Ele defende ainda, a importância do respeito à longevidade da carreira dos atores. “Hoje uma atriz de 50 anos já é uma veterana e disputa um personagem com uma grande quantidade de pessoas, com pouquíssimas opções. A oferta é infinitamente menor que a demanda. Então, o que eu venho pleiteando é que o streaming, a televisão aberta, fechada, o cinema, tenham um olhar para os veteranos. Que escrevam em quantidade, com personagens com consistência, porque senão você vai fadando o ator a ficar desempregado muito cedo, por volta dos 50. E a profissão do ator é diferenciada. Você pode trabalhar muito tempo, até 95 anos, até a saúde permitir, olha a Bibi Ferreira (1922-2019). Fizemos a Bibi cantando em Nova Iorque duas vezes, uma com 92 e outra com 95 anos. E quer exemplo mais bonito que a Nathalia Thimberg fazendo turnê aos 91 anos? É uma carreira digna e um legado muito bonito que elas deixam”.
Sobre seguidores e likes
“Eu lamento a banalização da internet e das pessoas ficarem preocupadas em ter likes e quantidade de seguidores, só por ter. Porque é quantitativo e não qualitativo. Acho que os jovens têm um poder maravilhoso nas mãos, poderiam ser verdadeiros agentes transformadores. Aproveitar toda essa popularidade da internet, esses influenciadores digitais que existem aí, e influenciar a formação de um povo com coisas boas. Imagina se todos esses jovens com muitos seguidores plantassem a arte? Comentassem de bons filmes, boas peças, músicas, livros? Poderíamos fazer dessa máquina que temos nas mãos uma verdadeira revolução cultural e que serve de base para a transformação de um país”, sonha.
“Eu não acredito em um país sem educação como base para uma transformação em direção a um futuro melhor. Então, eu lamento profundamente o quanto é pueril, o quanto o conteúdo é frágil nas redes. Tem gente séria, sim, tentando essa exposição, mas adoraria que tivéssemos um processo de transformação para termos esses agentes de verdade na mudança do mundo. Porque se eles quiserem, podem”.

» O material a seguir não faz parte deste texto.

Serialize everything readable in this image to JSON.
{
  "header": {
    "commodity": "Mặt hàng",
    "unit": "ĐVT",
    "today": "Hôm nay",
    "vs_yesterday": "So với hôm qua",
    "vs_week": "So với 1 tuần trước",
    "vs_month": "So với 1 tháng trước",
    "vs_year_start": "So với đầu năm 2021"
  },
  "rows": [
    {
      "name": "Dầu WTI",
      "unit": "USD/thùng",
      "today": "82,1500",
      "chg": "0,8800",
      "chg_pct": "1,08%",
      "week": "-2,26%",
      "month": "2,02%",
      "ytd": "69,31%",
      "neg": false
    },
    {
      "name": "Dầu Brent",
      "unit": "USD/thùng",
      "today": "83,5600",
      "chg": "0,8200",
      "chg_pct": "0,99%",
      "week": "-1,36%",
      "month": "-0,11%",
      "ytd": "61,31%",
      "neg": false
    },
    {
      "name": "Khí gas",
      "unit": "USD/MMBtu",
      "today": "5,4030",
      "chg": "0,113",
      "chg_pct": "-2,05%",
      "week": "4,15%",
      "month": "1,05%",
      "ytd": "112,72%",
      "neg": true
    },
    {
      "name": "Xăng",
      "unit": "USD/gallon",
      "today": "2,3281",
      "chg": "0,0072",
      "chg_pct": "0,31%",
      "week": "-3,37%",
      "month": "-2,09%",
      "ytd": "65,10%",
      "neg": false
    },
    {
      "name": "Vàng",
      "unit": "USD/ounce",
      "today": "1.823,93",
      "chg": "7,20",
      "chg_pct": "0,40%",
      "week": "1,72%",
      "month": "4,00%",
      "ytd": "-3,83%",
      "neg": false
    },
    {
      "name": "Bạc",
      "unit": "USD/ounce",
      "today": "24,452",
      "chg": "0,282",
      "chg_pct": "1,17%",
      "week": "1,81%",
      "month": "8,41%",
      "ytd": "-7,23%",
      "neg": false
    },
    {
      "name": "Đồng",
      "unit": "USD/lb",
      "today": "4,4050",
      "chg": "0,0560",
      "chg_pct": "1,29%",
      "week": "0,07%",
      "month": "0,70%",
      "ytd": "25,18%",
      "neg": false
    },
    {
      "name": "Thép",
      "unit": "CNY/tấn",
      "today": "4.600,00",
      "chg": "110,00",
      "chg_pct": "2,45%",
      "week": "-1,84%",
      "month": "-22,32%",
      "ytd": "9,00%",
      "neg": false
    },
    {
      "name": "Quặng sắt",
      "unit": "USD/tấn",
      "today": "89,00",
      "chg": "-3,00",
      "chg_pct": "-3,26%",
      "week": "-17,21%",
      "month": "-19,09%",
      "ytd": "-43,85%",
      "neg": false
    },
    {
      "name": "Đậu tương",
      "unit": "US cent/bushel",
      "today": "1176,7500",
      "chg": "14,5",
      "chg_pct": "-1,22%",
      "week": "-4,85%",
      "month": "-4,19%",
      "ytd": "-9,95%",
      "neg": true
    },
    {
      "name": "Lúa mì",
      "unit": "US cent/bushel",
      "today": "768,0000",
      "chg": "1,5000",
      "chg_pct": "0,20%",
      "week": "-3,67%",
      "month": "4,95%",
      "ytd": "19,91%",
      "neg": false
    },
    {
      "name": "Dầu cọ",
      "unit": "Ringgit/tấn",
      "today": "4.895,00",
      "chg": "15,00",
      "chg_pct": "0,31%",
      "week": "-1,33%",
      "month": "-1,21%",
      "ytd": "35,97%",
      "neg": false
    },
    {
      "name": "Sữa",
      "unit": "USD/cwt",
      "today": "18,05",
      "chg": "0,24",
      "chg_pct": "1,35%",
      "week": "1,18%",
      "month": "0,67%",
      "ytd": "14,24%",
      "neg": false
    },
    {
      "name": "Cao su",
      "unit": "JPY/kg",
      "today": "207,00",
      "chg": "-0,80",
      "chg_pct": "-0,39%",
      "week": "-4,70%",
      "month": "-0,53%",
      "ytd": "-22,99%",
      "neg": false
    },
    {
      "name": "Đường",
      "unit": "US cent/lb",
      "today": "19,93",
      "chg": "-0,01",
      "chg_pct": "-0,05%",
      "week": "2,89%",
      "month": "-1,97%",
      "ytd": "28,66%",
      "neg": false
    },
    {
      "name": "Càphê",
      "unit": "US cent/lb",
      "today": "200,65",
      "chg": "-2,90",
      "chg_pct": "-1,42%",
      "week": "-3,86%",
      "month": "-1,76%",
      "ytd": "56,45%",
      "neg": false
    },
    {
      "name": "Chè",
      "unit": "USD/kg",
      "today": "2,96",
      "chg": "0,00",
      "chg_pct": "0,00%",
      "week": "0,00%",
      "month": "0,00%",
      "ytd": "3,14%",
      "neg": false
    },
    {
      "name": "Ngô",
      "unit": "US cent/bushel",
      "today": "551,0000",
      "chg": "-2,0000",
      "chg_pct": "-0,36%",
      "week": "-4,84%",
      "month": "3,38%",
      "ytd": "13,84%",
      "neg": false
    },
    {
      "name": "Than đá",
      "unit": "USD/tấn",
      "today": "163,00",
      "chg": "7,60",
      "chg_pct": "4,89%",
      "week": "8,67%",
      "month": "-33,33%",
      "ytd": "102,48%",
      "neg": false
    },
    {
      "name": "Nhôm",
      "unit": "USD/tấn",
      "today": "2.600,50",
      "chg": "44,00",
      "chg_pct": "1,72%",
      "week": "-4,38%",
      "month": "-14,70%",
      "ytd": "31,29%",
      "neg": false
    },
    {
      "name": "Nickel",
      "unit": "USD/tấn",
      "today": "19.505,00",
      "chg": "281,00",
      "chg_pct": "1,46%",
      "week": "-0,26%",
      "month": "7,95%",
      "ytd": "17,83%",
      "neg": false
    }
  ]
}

As celebridades que ganham notoriedade do dia para noite, muitas vezes almejam se tornar atores e atrizes. Você já comentou que esse público não é o foco do seu empresariamento… continua não sendo? “Eu não tenho o menor interesse em trabalhar com uma celebridade que se transformou do dia para a noite em famoso se ela não tiver formação e conteúdo. Ela pode, sim, ser uma pessoa que até então era anônima, batalhou, estudou e se transforma em celebridade. Se essa pessoa tiver esse conteúdo e isso acontecer com ela, isso me interessa. Gosto de pessoas sérias e comprometidas com o ofício. A arte reflete a sociedade e a faz evoluir. Gostaria de deixar essa reflexão”.